Eia lá, no entanto e todavia, porque o seu pai detestava o fado, a que chamava "o enfado", como teve ocasião de confessar ao Malato o filho de D. Vasco Manuel José de Figueiredo Cabral da Câmara e de Maria do Carmo de Magalhães e Meneses Villar, à conta dos quais Frei Hermano vem a ser, pelo lado paterno, neto do 3.º conde de Belmonte e, por via materna, neto do 3.º conde de Sobral e, também por esta via, ou veia, sobrinho-bisneto do 1.º conde de Alvelos e trineto 2.º visconde de Azenha e 1.º conde de Azenha. Na página do Museu do Fado, descrevem-no também como tetraneto do rei D. João VI e aparentado com outras vozes de antiga nobreza, como Maria Teresa de Noronha, Vicente da Câmara, Luísa e Salvador Sobral e, como ninguém é perfeito, com Nuno da Câmara Pereira, famoso fadista maçon e engenheiro ambiental pela Universidade Lusófona (licenciatura anulada, caso nos tribunais) que, em 2022, trocou os apelidos Figueiredo Cabral pelos mais potentes Bragança e Bourbon, e revelou, do mesmo passo, possuir uma segunda família e até um filho-bebé, o pequeno Vasco António.
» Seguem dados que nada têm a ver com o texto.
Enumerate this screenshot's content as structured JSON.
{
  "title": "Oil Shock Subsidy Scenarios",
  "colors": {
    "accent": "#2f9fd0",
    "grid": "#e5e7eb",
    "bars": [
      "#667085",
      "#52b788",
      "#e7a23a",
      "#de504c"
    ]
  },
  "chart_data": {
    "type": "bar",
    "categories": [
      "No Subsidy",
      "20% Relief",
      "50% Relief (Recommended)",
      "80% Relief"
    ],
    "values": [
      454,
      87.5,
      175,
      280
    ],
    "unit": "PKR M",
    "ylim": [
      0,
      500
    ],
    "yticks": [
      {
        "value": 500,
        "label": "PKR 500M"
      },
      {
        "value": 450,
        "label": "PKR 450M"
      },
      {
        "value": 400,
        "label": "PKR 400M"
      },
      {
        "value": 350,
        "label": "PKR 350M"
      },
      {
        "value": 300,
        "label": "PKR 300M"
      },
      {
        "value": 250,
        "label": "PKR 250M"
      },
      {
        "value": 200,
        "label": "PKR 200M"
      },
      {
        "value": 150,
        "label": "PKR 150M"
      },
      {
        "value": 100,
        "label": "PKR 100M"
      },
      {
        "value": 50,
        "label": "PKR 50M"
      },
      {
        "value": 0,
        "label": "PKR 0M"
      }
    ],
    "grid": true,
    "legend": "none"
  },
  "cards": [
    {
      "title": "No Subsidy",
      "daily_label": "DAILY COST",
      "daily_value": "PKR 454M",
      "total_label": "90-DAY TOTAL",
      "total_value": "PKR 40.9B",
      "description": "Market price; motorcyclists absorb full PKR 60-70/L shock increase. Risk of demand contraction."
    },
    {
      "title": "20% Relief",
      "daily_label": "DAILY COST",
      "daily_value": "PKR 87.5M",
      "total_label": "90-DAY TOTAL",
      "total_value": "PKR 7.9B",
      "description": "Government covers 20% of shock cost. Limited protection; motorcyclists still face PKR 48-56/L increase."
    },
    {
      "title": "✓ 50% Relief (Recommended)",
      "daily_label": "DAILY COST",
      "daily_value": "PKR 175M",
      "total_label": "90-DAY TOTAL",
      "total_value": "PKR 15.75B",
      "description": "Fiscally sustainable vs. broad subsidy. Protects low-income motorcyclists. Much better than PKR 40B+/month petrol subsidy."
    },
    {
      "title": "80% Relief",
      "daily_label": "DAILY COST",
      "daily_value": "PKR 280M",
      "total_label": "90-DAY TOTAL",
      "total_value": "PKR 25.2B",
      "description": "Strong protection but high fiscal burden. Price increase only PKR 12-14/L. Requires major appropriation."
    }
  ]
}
Talvez a ascendência azul explique aqueles ademanes todos com que Frei Hermano se dirige à plebe, e que ficaram patentes no citado programa do Malato, afectação que, convenhamos, é típica dos grandes divos do palco, como ele. A coisa, no seu caso, é agravada pelo suplemento místico, pela pulsão transcendente que o leva a proclamar-se, não sem pontinha de vanitas, como um "Ungido do Senhor" e a dizer a uma amiga casada que, enquanto ela escolhera por companheiro uma criatura humana, ele apaixonara-se pelo próprio Criador do Universo. "Para mim, não me servia uma criatura, por muito bela que fosse, mas que um dia havia de morrer. Essa decepção não a vou ter, porque me apaixonei por Cristo, que está vivo e bem vivo", escreve Frei Hermano na sua autobiografia, na qual não hesita em comparar-se amiúde ao Nazareno, designadamente quando fala das reguadas que apanhou no colégio, para onde foi aos 10 anos, e recorda que também Cristo foi flagelado; ou, logo a seguir, quando se lembra que um dia a professora o colocou de castigo, com um papel a dizer "Burro" ao pescoço, sublinhando que também Jesus, quando O pregaram na Cruz, teve de suportar o cartaz "Jesus Nazareno, Rei dos Judeus" (cf. Frei Hermano da Câmara. O Monge Cantor, Neptuno, 2000).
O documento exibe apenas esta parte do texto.